Without Iran, Hamas and Islamic Jihad would lack weapons, training and funds, and would thus have little ability to conduct their jihad that continues to destroy Gaza and immiserate Palestinians. Like Islamic Jihad, Hamas has its roots in the Muslim Brotherhood, but both have long since become adjuncts of the IRGC, although even before the IRGC took control, Hamas’ conspiratorial, explicitly antisemitic charter identified the group as a pan-Islamic jihadist movement that would not rest until Israel was militarily destroyed and an Islamic State founded.

Yet every time there is a major clash between Israel and the Gaza factions, Western media outlets almost universally link it to the Israeli-Palestinian issue, amplifying Hamas’ propaganda and legitimising its actions.

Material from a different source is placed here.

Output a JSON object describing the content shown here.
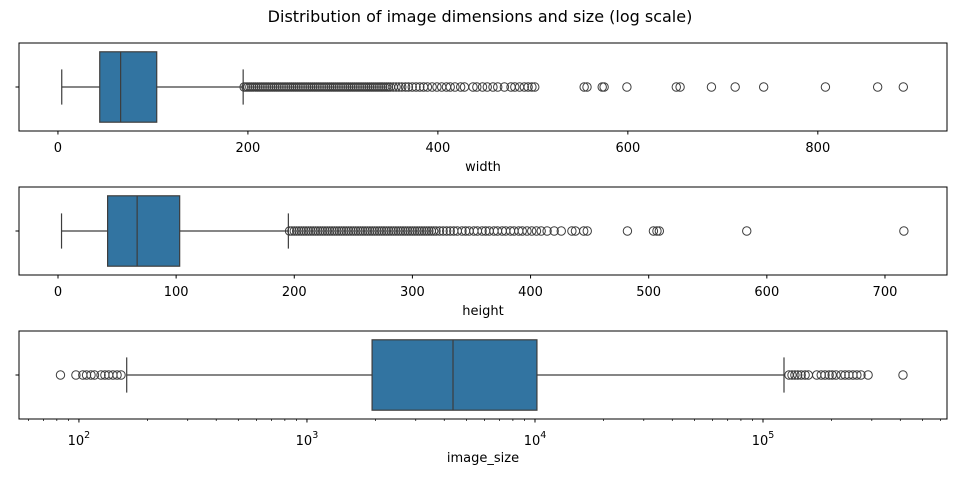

It is for precisely this reason that the IRGC likely seized on tensions in Jerusalem to launch another localized war with Israel, knowing its useful idiots in the West would frame their declaration of war as a response to Israeli policies rather than the reverse. The Israeli-Palestinian issues may be complex, but the wars between Gaza and Israel are quite simple – as in Yemen, jihadist groups are attacking Western allies, which are retaliating.

For anyone genuinely interested in analyzing and discussing the conflict, the starting point must be the recognition of two parallel phenomena: the pan-Islamic “resistance” jihad to destroy Israel, which has no relation to Israeli policies; and the fight for civil and political rights for Palestinians and the aspirational pursuit of a two-state solution. To muddle the two is to justify the genocidal aims of the former and thoroughly discredit the latter.